ジーンズの足下のかっちりしたブーツには、白く雪がこびりついている。
 そのブーツの前には、ハイキング用のバスケットが、横倒しになって落ちていた。

 呆然と見開かれた目。
 寒さに火照った頬。

「そっ、園子ちゃんっ!」
 まだしがみついていたユカの腕を今度こそ力一杯ふりほどき(一応女性なので、多少手加減は
していたのだ)、彼女の元に駆け寄り、両手を握りしめた。
 その手は恐ろしく冷たかった。

「あっ、あのさっ、コイツ東京の友達でっ、今、ホントに今さっき、何の連絡もなしに、突然現れて」
「ちょっとお。
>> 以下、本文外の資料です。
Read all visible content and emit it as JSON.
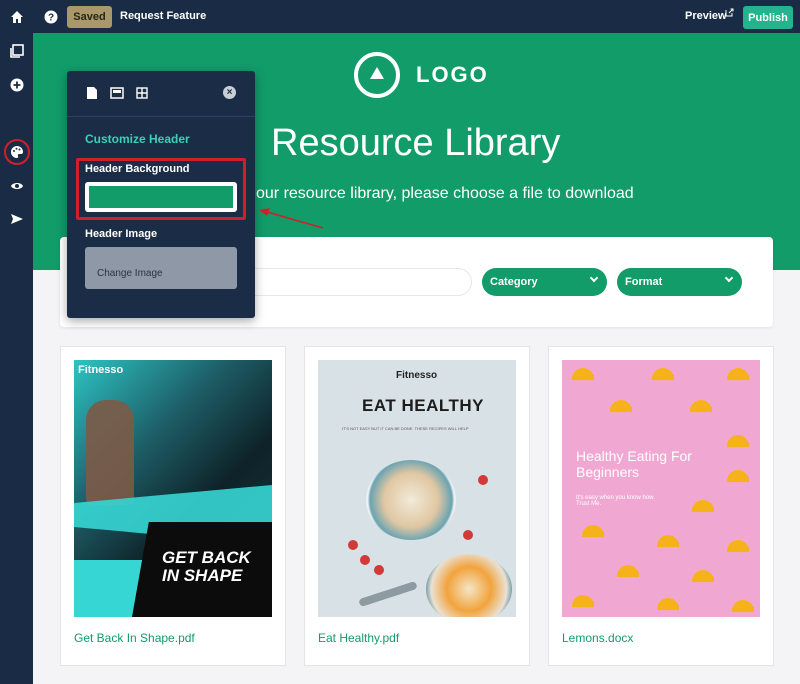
{
  "topbar": {
    "saved": "Saved",
    "request_feature": "Request Feature",
    "preview": "Preview",
    "publish": "Publish"
  },
  "hero": {
    "logo_text": "LOGO",
    "title": "Resource Library",
    "subtitle": "our resource library, please choose a file to download",
    "background_color": "#119c6a"
  },
  "filters": {
    "category": "Category",
    "format": "Format"
  },
  "cards": [
    {
      "title": "Get Back In Shape.pdf",
      "cover_brand": "Fitnesso",
      "cover_slogan": "GET BACK IN SHAPE"
    },
    {
      "title": "Eat Healthy.pdf",
      "cover_brand": "Fitnesso",
      "cover_title": "EAT HEALTHY",
      "cover_tag": "IT'S NOT EASY BUT IT CAN BE DONE. THESE RECIPES WILL HELP"
    },
    {
      "title": "Lemons.docx",
      "cover_text": "Healthy Eating For Beginners",
      "cover_small": "It's easy when you know how. Trust Me."
    }
  ],
  "popover": {
    "heading": "Customize Header",
    "bg_label": "Header Background",
    "bg_value": "#119c6a",
    "image_label": "Header Image",
    "change_image": "Change Image",
    "close": "×"
  },
  "colors": {
    "accent": "#119c6a",
    "dark": "#1a2c45",
    "highlight": "#d11f2a",
    "publish": "#24b38c"
  },
  "icons": {
    "rail": [
      "home-icon",
      "pages-icon",
      "add-icon",
      "palette-icon",
      "eye-icon",
      "send-icon"
    ]
  }
}
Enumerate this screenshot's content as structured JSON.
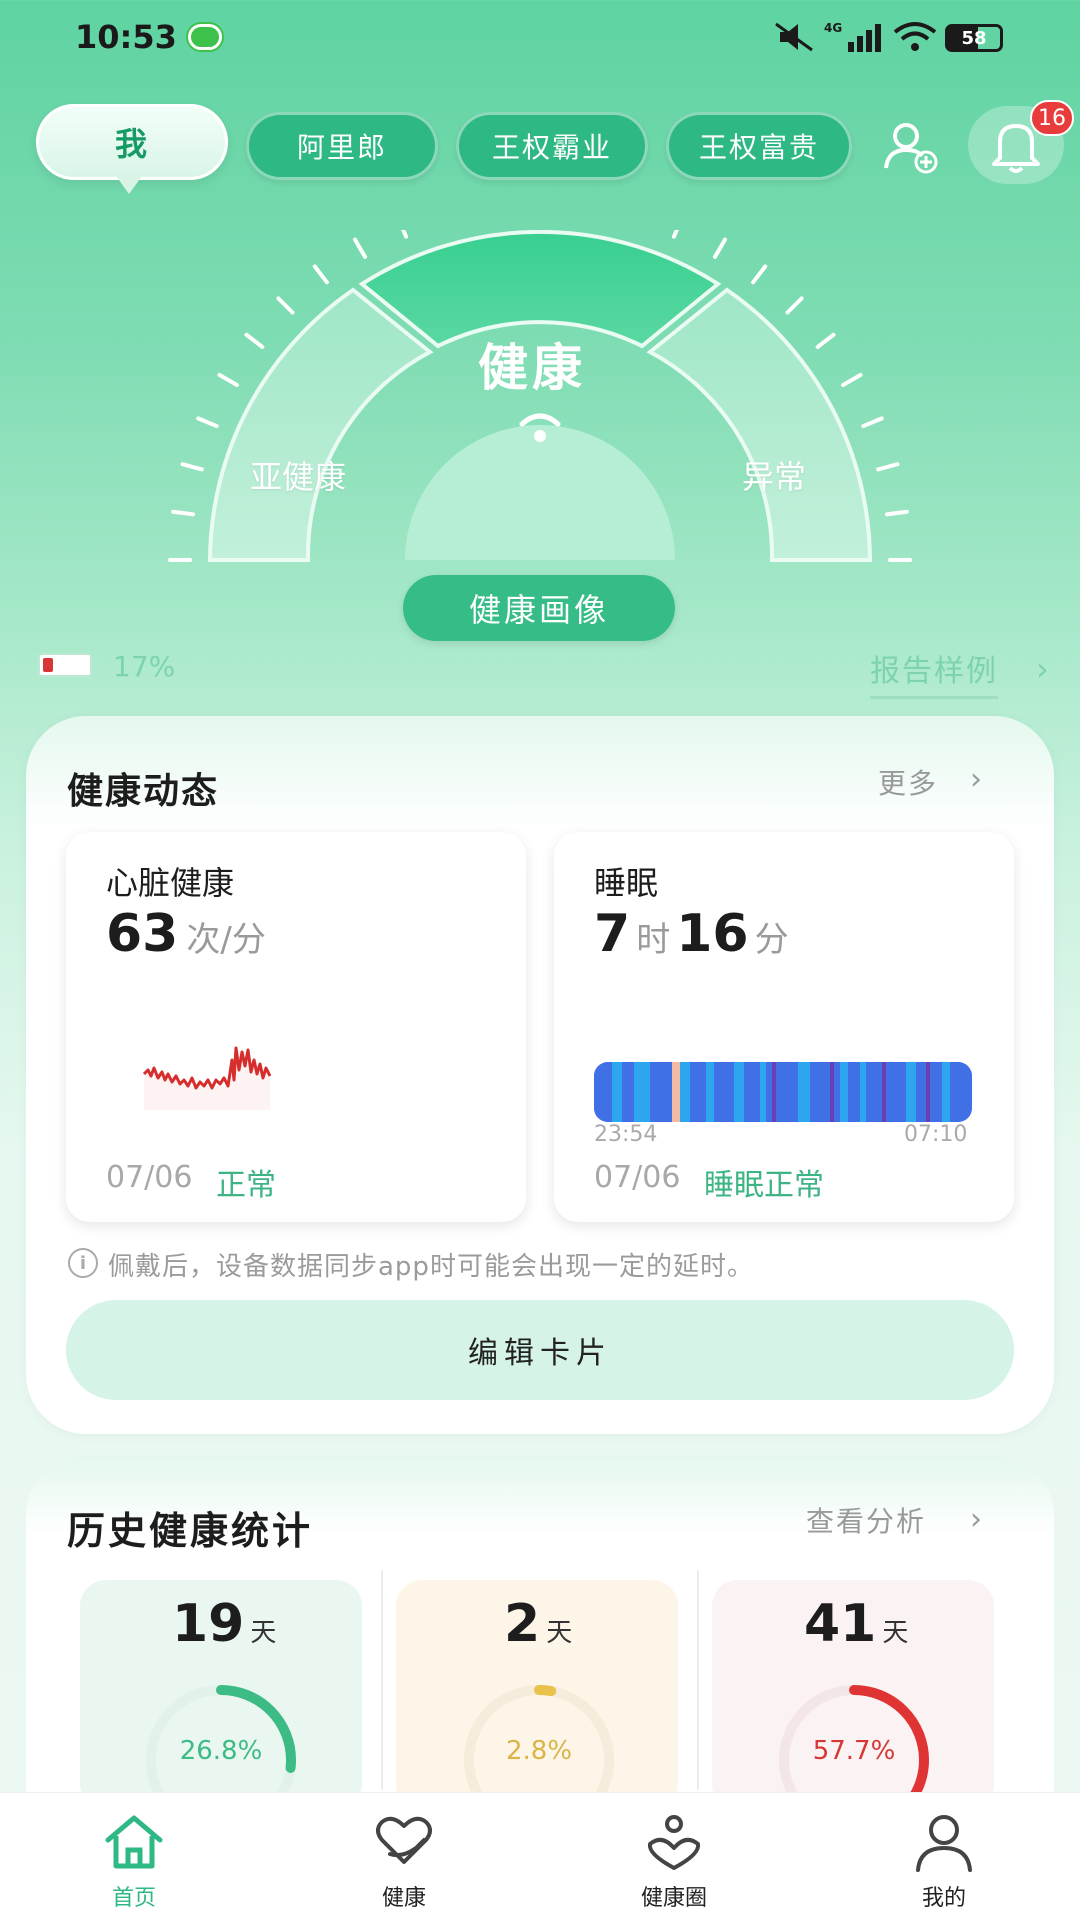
{
  "status_bar": {
    "time": "10:53",
    "network": "4G",
    "battery": "58"
  },
  "top_tabs": [
    {
      "label": "我",
      "active": true
    },
    {
      "label": "阿里郎"
    },
    {
      "label": "王权霸业"
    },
    {
      "label": "王权富贵"
    }
  ],
  "notifications": {
    "count": "16"
  },
  "gauge": {
    "left_label": "亚健康",
    "center_label": "健康",
    "right_label": "异常",
    "button_label": "健康画像"
  },
  "device": {
    "battery_percent": "17%"
  },
  "report_link": "报告样例",
  "health_dynamics": {
    "title": "健康动态",
    "more": "更多",
    "heart": {
      "title": "心脏健康",
      "value": "63",
      "unit": "次/分",
      "date": "07/06",
      "status": "正常"
    },
    "sleep": {
      "title": "睡眠",
      "hours": "7",
      "hours_unit": "时",
      "minutes": "16",
      "minutes_unit": "分",
      "start_time": "23:54",
      "end_time": "07:10",
      "date": "07/06",
      "status": "睡眠正常"
    },
    "info_text": "佩戴后，设备数据同步app时可能会出现一定的延时。",
    "edit_button": "编辑卡片"
  },
  "history": {
    "title": "历史健康统计",
    "analysis": "查看分析",
    "stats": [
      {
        "days": "19",
        "unit": "天",
        "percent": "26.8%",
        "fraction": 0.268,
        "color": "#3dbb85"
      },
      {
        "days": "2",
        "unit": "天",
        "percent": "2.8%",
        "fraction": 0.028,
        "color": "#e8c24a"
      },
      {
        "days": "41",
        "unit": "天",
        "percent": "57.7%",
        "fraction": 0.577,
        "color": "#e03434"
      }
    ]
  },
  "bottom_nav": [
    {
      "label": "首页",
      "icon": "home-icon",
      "active": true
    },
    {
      "label": "健康",
      "icon": "heart-hand-icon"
    },
    {
      "label": "健康圈",
      "icon": "heart-people-icon"
    },
    {
      "label": "我的",
      "icon": "user-icon"
    }
  ],
  "colors": {
    "accent": "#36bd87",
    "accent_dark": "#169a66"
  }
}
あなたって、浄の何?」
 慌てて言い訳かます俺を押しのけるように、ふりほどいてきたはずのユカが、俺と彼女の間に
割り込むように身を入れてきた。
「アタシ、浄が東京にいる時につきあってたもんだけどぉ」
「なっ!?」
 コイツ、なにをいきなり、嘘八百こきやがって……いや、100パーセント嘘とも言い切れないかも
……いやでも、98パーセントは嘘だ!
「アタシさぁ、浄と切れたつもりはないんだけどぉ?」
 自分が置かれたあまりの窮地に一瞬気が遠くなったが、
「ユカっ、何フカシこいてんだお前!」
片手は彼女の手を握りしめたまま、ユカをもう片手で押しのけた。

 しかし、彼女はユカが嘘八百を並べている間も、ジッと俺の目を見つめていた。まばたきもせず、
凍り付いた沼のように、いっぱいに見開いた目で。
 と、その視線が、す、と俺から逸れたかと思うと、一瞬、ぎゅっ、と瞼が閉じられて……次に目を
開けた時には、彼女は笑顔だった。それも、怒りや動揺や疑いなど、みじんも感じさせない、
完璧な笑顔。

 そして……
「そうだったの、東京のお友達がいらしてたのね? はじめまして、花沢園子と申します」
 彼女は、ユカに向かって、上品に頭を下げさえした。俺の手をさりげなく振り払うと、
何事もなかったように、足下のバスケットを拾い、
「お夕飯、もう召し上がったの? ラザニアを仕込んできてるから、ご一緒にどうかしら。